Premier unveils plan for faster economic development

PUBLISHED : Monday, 15 March, 1993, 12:00am
UPDATED : Monday, 15 March, 1993, 12:00am

CHINA is aiming for a faster pace of economic reform so that its ''socialist market economy'' can enter a new phase within five years, according to the Government Work Report to be delivered by premier Mr Li Peng today.

Unveiling the bold blueprint at the Eighth National People's Congress, which opens in Beijing this morning, Mr Li is confident that faster economic growth would elevate the country to the level of ''small-scale plenty'' at least three years than earlier targeted.

In his 43-page report, the premier makes a pragmatic review of the past 14 years of reform and sketches a comprehensive scheme for speeding up the construction of a socialist market economy.

He points out that the annual growth rate of six per cent, earlier stated in the Eighth Five-Year Plan (1991-95), has been revised to between eight and nine per cent.

''If we can maintain the [new] growth rate, we will be able to fulfil within five years our grand goal of quadrupling the GNP [Gross National Product] of 1980 by the year 2000,'' he writes. ''This will be an enormous boost to the people in China.'' Mr Li affirms the achievements of economic reform over the past five years, with only a veiled reference to the three years of retrenchment and rectification from 1988 to 1991.

The high average rate of economic growth at 7.9 per cent since 1988 has been attributed to the party leadership's ''unswerving commitment'' to economic construction as the core of work.

Whatever happens in other parts of the world, Mr Li stresses that every endeavour had to subserve the ''core task of economic construction''.

He says, however, that the country must also insist on the Four Cardinal Principles of Marxism and Communist Party leadership in order to preserve unity and stability.

The premier, once known for his hardline stance, has toned down his political and ideological rhetoric.

Noticeably absent from the report is jargon such as the ''campaign against bourgeois liberalisation'' or ''peaceful evolution''.

On an optimistic note, Mr Li says the development of the market economy and the widening of the open door has made new demands on the ''construction of spiritual civilisation''.

He calls for the grooming of a corps of ''new socialist men'' who are patriotic and firm believers in socialism, as well as confident and committed towards the future of the nation.

Mr Li points out that there should be equal efforts to curb crime.

''We should grasp the task of economic construction on one hand and the development of democracy and the legal system on the other.'' Calling on people to emancipate their minds, be innovative and stick to the principle of ''seeking truth from facts'', Mr Li warns that every step must be cautious.

''Now that the broad direction has been set, the crux of the matter is to stick to the task and never lose the opportunity.'' Mr Li says the domestic and international conditions are favourable for China to pursue its economic goals.

''Over the next five years, we have to make a great step forward towards the establishment of a socialist market economy system and open wider and deeper to the world,'' he points out.

Known for his central-planning orientations, Mr Li has apparently bowed to pressure from patriarch Mr Deng Xiaoping to accelerate the pace of economic reforms.

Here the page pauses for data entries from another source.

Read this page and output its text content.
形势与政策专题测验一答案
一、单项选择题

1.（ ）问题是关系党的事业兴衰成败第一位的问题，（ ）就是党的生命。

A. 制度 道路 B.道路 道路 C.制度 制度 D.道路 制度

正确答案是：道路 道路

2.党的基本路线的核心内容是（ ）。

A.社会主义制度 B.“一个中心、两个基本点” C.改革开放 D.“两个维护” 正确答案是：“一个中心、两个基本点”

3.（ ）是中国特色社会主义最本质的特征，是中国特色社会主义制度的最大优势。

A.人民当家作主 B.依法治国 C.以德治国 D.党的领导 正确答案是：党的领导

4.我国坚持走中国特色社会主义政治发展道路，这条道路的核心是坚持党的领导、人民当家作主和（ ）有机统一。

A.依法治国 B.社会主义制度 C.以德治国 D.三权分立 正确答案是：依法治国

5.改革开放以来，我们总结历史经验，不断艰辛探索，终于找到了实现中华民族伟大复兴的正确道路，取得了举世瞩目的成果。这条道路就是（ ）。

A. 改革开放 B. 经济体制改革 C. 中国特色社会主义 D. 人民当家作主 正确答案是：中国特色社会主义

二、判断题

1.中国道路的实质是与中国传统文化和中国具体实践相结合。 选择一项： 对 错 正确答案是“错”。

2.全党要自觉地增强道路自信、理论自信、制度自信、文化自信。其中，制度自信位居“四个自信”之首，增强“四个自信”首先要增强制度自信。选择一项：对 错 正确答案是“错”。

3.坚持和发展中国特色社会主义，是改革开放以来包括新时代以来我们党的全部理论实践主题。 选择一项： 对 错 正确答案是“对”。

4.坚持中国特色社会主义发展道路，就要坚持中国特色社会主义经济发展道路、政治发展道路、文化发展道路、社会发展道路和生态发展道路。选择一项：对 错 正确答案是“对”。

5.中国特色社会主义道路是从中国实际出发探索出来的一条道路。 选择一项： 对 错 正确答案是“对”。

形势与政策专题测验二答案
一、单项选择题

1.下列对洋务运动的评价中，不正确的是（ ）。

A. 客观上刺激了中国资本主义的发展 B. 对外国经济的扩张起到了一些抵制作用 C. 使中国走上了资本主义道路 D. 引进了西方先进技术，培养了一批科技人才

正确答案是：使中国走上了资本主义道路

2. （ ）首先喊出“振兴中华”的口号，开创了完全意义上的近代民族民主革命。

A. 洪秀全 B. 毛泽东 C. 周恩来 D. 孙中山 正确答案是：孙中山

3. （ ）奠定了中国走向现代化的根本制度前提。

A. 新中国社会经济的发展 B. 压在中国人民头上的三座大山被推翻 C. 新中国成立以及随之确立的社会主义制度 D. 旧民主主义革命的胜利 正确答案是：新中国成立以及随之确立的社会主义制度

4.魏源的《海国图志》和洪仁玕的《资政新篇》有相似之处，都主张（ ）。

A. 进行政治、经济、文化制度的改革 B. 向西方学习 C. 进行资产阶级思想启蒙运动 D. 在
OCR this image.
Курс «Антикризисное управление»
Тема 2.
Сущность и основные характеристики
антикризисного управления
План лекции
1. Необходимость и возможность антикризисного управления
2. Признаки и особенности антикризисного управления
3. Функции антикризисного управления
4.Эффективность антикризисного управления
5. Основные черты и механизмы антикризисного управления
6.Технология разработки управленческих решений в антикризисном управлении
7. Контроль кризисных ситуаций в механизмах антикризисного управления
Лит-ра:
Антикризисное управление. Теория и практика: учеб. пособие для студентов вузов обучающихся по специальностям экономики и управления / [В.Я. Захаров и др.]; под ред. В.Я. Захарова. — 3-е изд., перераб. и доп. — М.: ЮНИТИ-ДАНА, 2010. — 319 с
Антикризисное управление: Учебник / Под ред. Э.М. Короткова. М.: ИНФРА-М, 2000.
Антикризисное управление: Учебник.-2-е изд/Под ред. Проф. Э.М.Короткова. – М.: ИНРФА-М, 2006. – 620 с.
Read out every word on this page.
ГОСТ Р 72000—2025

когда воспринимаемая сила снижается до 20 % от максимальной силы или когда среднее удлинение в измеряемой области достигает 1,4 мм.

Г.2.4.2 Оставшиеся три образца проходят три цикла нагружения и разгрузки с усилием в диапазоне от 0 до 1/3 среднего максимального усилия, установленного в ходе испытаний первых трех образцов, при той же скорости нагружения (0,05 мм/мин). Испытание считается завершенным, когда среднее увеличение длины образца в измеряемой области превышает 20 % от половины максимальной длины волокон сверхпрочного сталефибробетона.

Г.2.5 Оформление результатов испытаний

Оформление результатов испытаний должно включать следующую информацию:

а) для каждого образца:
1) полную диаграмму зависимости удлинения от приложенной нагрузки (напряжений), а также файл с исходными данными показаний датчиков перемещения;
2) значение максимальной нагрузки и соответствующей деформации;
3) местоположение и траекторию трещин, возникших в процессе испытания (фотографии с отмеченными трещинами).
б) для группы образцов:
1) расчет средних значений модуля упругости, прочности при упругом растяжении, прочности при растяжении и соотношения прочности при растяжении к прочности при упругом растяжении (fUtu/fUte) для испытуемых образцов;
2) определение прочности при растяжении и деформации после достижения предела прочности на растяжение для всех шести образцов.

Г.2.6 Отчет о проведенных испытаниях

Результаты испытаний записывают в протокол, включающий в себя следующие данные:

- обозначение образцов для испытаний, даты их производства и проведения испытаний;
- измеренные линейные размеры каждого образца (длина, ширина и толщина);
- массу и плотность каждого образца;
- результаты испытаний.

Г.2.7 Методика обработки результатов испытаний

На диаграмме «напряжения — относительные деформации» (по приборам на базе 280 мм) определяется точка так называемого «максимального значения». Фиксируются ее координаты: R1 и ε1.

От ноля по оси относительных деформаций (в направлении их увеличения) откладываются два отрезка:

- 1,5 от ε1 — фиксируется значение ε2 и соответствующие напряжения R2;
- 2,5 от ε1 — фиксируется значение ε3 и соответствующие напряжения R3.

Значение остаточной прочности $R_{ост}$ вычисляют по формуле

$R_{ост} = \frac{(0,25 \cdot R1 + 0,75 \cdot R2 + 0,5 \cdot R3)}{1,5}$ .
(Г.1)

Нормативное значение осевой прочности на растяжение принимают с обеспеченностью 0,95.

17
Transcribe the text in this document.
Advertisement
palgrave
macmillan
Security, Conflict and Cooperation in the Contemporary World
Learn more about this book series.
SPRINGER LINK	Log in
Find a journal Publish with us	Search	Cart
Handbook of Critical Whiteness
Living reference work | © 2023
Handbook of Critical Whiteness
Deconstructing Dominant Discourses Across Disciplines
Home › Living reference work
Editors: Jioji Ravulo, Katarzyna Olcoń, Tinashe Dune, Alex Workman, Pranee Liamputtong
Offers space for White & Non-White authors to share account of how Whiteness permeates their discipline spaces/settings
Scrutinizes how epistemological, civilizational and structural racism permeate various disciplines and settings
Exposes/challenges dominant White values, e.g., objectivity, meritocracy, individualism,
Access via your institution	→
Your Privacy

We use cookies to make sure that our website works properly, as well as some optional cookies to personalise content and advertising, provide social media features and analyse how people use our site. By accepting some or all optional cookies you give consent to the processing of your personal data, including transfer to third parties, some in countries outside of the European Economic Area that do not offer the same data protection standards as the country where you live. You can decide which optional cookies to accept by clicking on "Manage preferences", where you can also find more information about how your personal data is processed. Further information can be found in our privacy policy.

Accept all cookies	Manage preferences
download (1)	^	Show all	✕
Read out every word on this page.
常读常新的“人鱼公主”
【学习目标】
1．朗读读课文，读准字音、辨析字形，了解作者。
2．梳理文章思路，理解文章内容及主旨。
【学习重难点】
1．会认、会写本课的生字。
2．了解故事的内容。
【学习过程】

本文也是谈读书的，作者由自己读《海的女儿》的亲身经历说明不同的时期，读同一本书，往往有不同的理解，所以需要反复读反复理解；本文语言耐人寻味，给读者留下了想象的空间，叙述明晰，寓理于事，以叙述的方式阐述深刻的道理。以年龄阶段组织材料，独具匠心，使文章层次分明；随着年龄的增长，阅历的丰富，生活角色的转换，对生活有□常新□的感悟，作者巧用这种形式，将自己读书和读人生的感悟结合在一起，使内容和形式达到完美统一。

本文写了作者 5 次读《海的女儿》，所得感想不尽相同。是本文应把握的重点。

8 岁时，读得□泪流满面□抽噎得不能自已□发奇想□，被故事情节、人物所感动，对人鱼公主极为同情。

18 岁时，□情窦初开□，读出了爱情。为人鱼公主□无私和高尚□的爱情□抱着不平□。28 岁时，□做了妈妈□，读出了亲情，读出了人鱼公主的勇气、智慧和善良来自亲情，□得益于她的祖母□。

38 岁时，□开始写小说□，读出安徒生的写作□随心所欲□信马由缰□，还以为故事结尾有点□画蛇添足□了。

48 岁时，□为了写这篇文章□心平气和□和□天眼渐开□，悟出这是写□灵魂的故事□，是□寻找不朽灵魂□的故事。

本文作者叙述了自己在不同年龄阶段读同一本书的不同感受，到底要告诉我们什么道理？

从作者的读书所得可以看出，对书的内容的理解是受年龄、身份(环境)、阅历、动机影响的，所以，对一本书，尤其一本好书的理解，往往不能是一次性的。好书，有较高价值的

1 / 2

Mr Li, who is set to retain his post in the next five-year term, does not mention the term ''overheatedness of the economy'' in his report.

He also makes it clear that the national growth rate of eight to nine per cent should not be applied rigidly across the country.

''This year's GNP growth rate has been put at eight per cent. But there is leeway for upward revision. The rate is also taken on average across the country. We do not advocate an across-the-board rate.

''Those regions which have better conditions can go for a higher rate. Those which are weaker do not have to compete for a higher rate. Attention should be put on the enhancement of economic efficiency,'' he says.

The premier underscores the need to strengthen the basis of agricultural development, particularly the development of township enterprises in central and western provinces.

He also points to malpractices in some areas in which farmers are faced with unreasonable levies from local authorities.

''Such malpractices have damaged the interest of farmers, affected their relations with the Government and must be dealt with effectively,'' he indicated.

Mr Li also stresses the need to boost infrastructure development such as railway, aviation, manufacturing, telecommunications, river control and the Three Gorges plan.

Foreign investors should be encouraged to use their money to upgrade the country's untapped resources, he says, adding that the service industry should also be greatly improved.

He notes that the Government should pump more money into upgrading science and technology development and education, and improving living conditions for intellectuals.

On the further opening up of the country, Mr Li indicates that development in the open cities along the coast would help bring prosperity into the hinterland.

He says it is ''unwise'' to bar China, which has enormous market potential, from membership of the General Agreement on Tariffs and Trade.

In his work report, Mr Li underlines the need to maintain the pace of growth on the one hand, and to boost efficiency on the other.

Further reforms should be adopted to revamp the state-owned enterprises, widen the market system, push ahead with price reform and speed up social security and housing reform as well as the macro-level economic management system.

On the administrative reform over the bureaucracy, Mr Li discloses that 25 per cent of government cadres and other staff should be slashed.